The GB Camera is **great** for quick, simple backing loops that you can play over with other instruments - I have a couple of songs that were built that way.

I had a brief flirtation with Nanoloop and LDSJ too at one time, but usually got frustrated and ended up cheating with soft synths in Logic Pro or just using the Game Boy Camera, which is usually what I do now too when I want something chiptune-ish sounding (_shhh, don't tell anybody about the soft synths_).

I like to play around with Korg's Gadget app on my iPad. They added a Genesis/Mega Drive drum machine, a Namco synth and a Taito synth. Neat stuff.

Michael Rucci makes these by hand in California, and I bought one s couple years ago and used it for an LCD Soundsystem cover show. He sells about a dozen of these oddball synths that all work really well together

@tomjonjon#26356 i have the switch version of Gadget, it doesn‘t seem useful for anything much besides using it as a beat sketchbook for me personally but it’s still pretty cool to have.

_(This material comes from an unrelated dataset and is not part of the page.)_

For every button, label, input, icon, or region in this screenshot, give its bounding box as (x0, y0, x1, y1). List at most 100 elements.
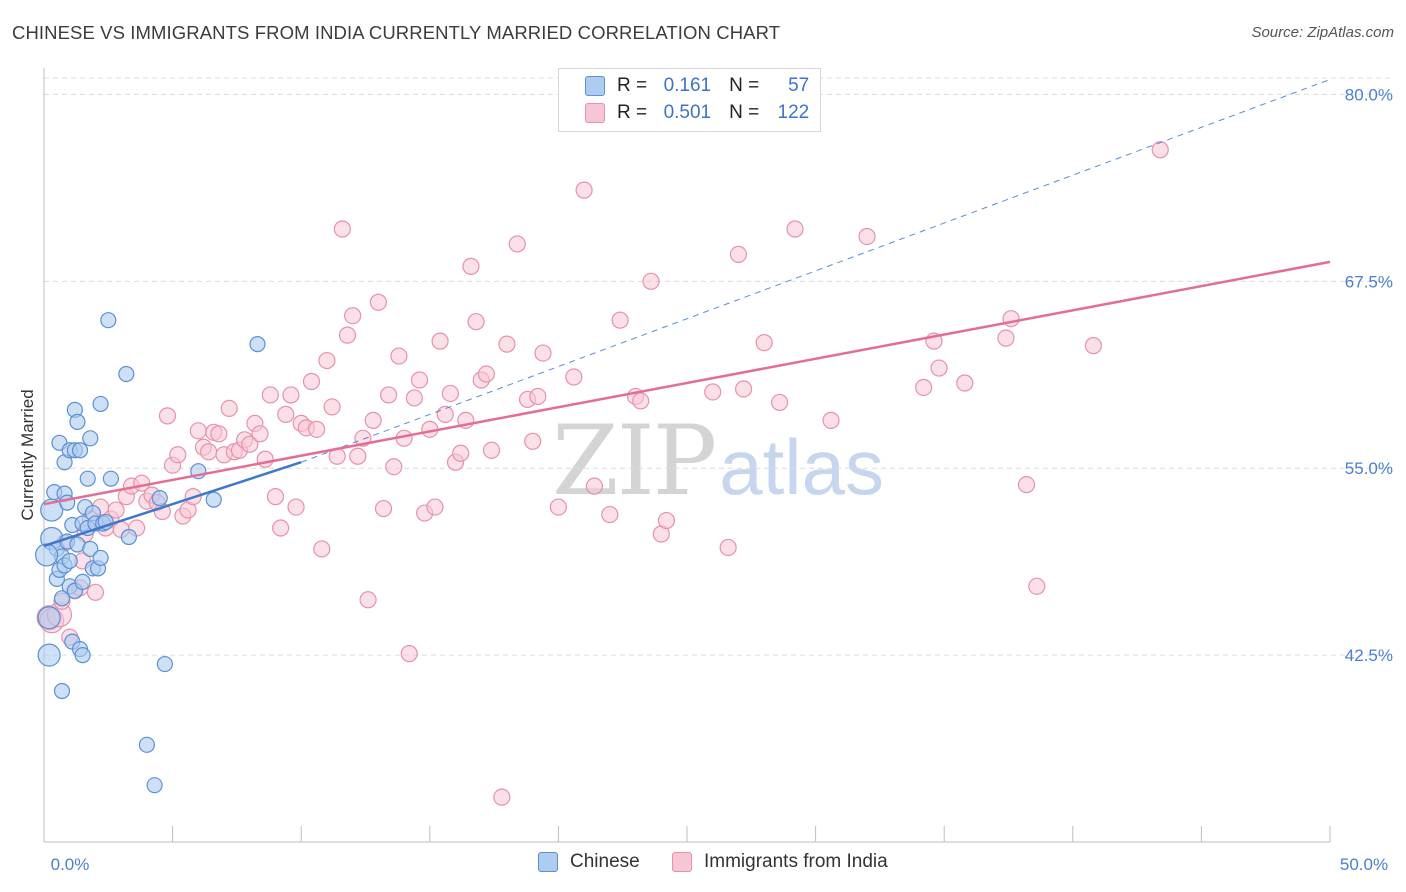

I have a couple of old C64s lying around that I tell myself I'll use the sid chips for a synth project some day but who am I kidding

@goonbag#27034 it’s definitely great for sketching out quick ideas, and on the iPad it has a nice set of features. Being able to sync/ connect with other apps and actual hardware goes a long way.

@dylanfills#27025 I’m curious about this LCD Soundsystem cover show.


@dylanfills#27781 Oh wow this is great!

Glad I looked for this thread.

A MIDI controller for SNES was announced for pre-order today.

Also, I've been trying and failing to get my Rock Band 3 Keyboard MIDI out working with my PC. I think my USB cable might not be the best. This workaround where you use the USB dongle in place of MIDI actually did work for me.

@“hellomrkearns”#p37207 This is cool as heck. I hope others build on this to make all my old consoles into synths!